Lawyer Thomas Gallagher ( see related story) suggests that civil law be changed to empower the laity in the noncanonical functions of parish management. He might be onto something, though church leaders are loathe to invite legislators to help solve what the church sees as an internal problem, assuming a problem is even acknowledged.

Meanwhile, secrecy is the watchword.

John McCarthy, a former Price Waterhouse Coopers partner who now lectures on nonprofit issues at the Kennedy School of Government, told a 2004 meeting of the National Leadership Roundtable on Church Management of his efforts to modernize the Boston archdiocese’s financial reporting. “The archdiocese, under the old leadership, had followed practices that can be described as secretive. That’s not an uncommon word when you talk about church matters. There just wasn’t what I’d consider to be a full sharing of information; it was done on sort of a need-to-know basis.”
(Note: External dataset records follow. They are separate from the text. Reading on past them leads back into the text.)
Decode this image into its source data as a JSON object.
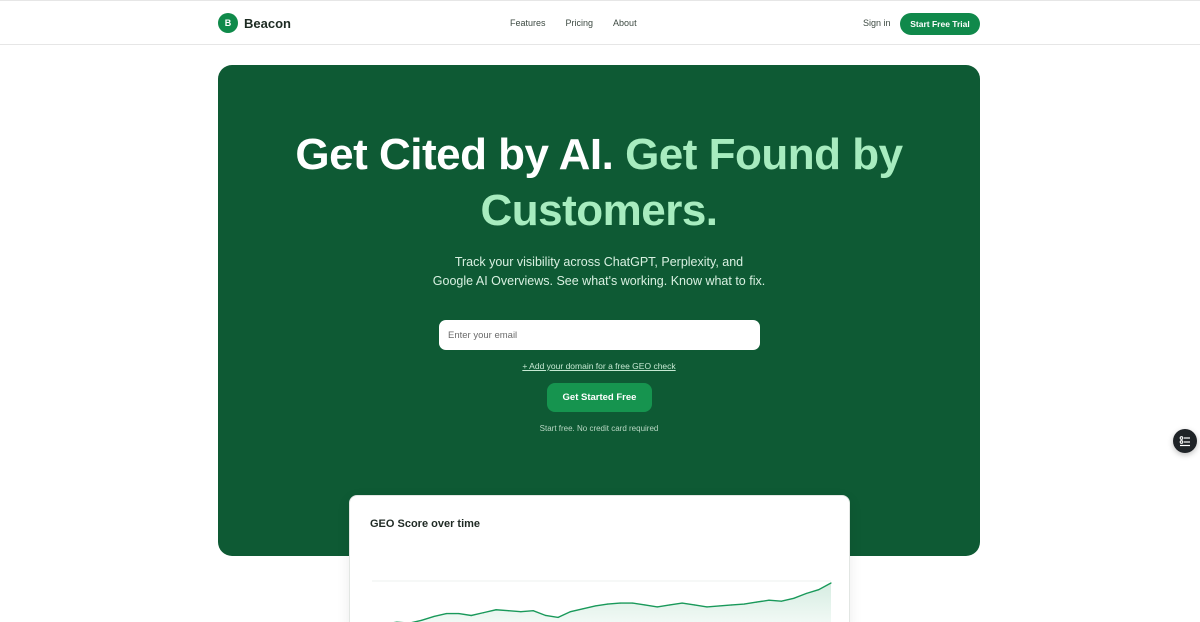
{
  "brand": {
    "initial": "B",
    "name": "Beacon"
  },
  "nav": {
    "links": [
      "Features",
      "Pricing",
      "About"
    ],
    "sign_in": "Sign in",
    "cta": "Start Free Trial"
  },
  "hero": {
    "headline_part1": "Get Cited by AI.",
    "headline_part2": "Get Found by Customers.",
    "subtitle_line1": "Track your visibility across ChatGPT, Perplexity, and",
    "subtitle_line2": "Google AI Overviews. See what's working. Know what to fix.",
    "email_placeholder": "Enter your email",
    "domain_link": "+ Add your domain for a free GEO check",
    "cta": "Get Started Free",
    "fineprint": "Start free. No credit card required"
  },
  "chart_data": {
    "type": "area",
    "title": "GEO Score over time",
    "xlabel": "",
    "ylabel": "",
    "grid": true,
    "values": [
      0,
      2,
      4,
      3,
      6,
      10,
      13,
      13,
      11,
      14,
      17,
      16,
      15,
      16,
      11,
      9,
      15,
      18,
      21,
      23,
      24,
      24,
      22,
      20,
      22,
      24,
      22,
      20,
      21,
      22,
      23,
      25,
      27,
      26,
      29,
      34,
      38,
      45
    ]
  },
  "colors": {
    "brand_green": "#0e5a34",
    "accent_green": "#a7ecbf",
    "button_green": "#10894b",
    "line_green": "#19995a"
  },
  "icons": {
    "widget": "list-check-icon"
  }
}
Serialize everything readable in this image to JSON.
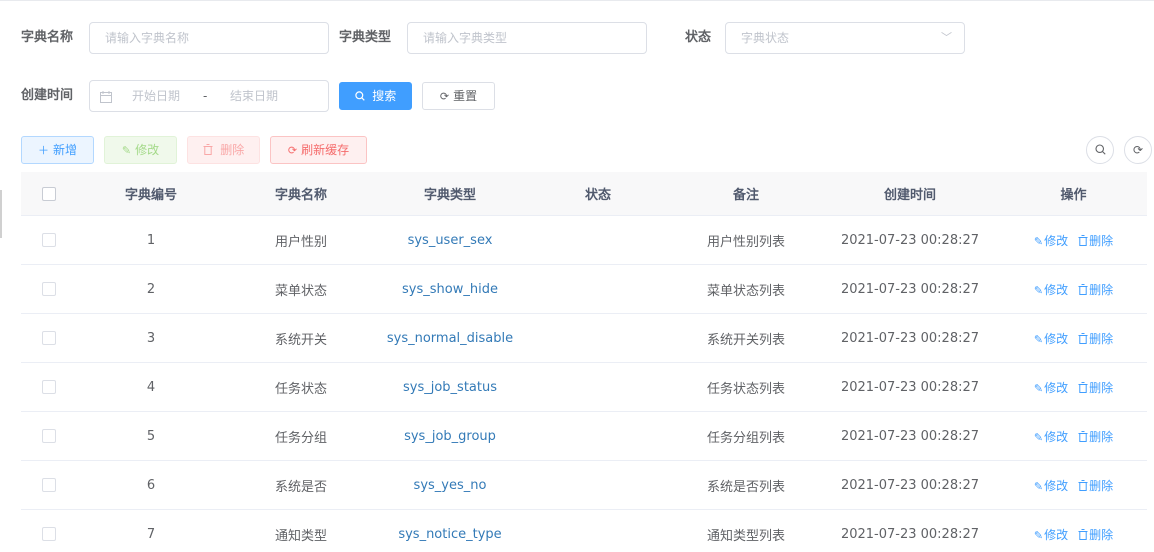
{
  "form": {
    "dict_name_label": "字典名称",
    "dict_name_placeholder": "请输入字典名称",
    "dict_type_label": "字典类型",
    "dict_type_placeholder": "请输入字典类型",
    "status_label": "状态",
    "status_placeholder": "字典状态",
    "create_time_label": "创建时间",
    "start_date_placeholder": "开始日期",
    "date_separator": "-",
    "end_date_placeholder": "结束日期",
    "search_label": "搜索",
    "reset_label": "重置"
  },
  "toolbar": {
    "add_label": "新增",
    "edit_label": "修改",
    "delete_label": "删除",
    "refresh_cache_label": "刷新缓存"
  },
  "table": {
    "headers": [
      "字典编号",
      "字典名称",
      "字典类型",
      "状态",
      "备注",
      "创建时间",
      "操作"
    ],
    "rows": [
      {
        "id": "1",
        "name": "用户性别",
        "type": "sys_user_sex",
        "status": "",
        "remark": "用户性别列表",
        "created": "2021-07-23 00:28:27"
      },
      {
        "id": "2",
        "name": "菜单状态",
        "type": "sys_show_hide",
        "status": "",
        "remark": "菜单状态列表",
        "created": "2021-07-23 00:28:27"
      },
      {
        "id": "3",
        "name": "系统开关",
        "type": "sys_normal_disable",
        "status": "",
        "remark": "系统开关列表",
        "created": "2021-07-23 00:28:27"
      },
      {
        "id": "4",
        "name": "任务状态",
        "type": "sys_job_status",
        "status": "",
        "remark": "任务状态列表",
        "created": "2021-07-23 00:28:27"
      },
      {
        "id": "5",
        "name": "任务分组",
        "type": "sys_job_group",
        "status": "",
        "remark": "任务分组列表",
        "created": "2021-07-23 00:28:27"
      },
      {
        "id": "6",
        "name": "系统是否",
        "type": "sys_yes_no",
        "status": "",
        "remark": "系统是否列表",
        "created": "2021-07-23 00:28:27"
      },
      {
        "id": "7",
        "name": "通知类型",
        "type": "sys_notice_type",
        "status": "",
        "remark": "通知类型列表",
        "created": "2021-07-23 00:28:27"
      }
    ],
    "row_edit_label": "修改",
    "row_delete_label": "删除"
  }
}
Thanks to the efforts of McCarthy and others, the Roundtable presented an award to the Boston archdiocese for the transparency of its financial reporting under Cardinal Sean O’Malley.

There was a time in the church when the faithful would not have dreamed of asking for an accounting. Such a request would have suggested mistrust of the leader of the community, the priest believed to be ontologically different from the rest, operating in the place of Christ and beyond rebuke. The reality, we have come to know in recent decades, is something far more pedestrian and human. We are all in this together, all subject to the same temptations and frailty.

Transparency is essential to the health of the community.

Absent public scandal, however, or a leader who demands transparency, it is left to a diocesan bishop or the parish pastor to decide who needs to know what. And that decision does not typically include the people who pay the bills.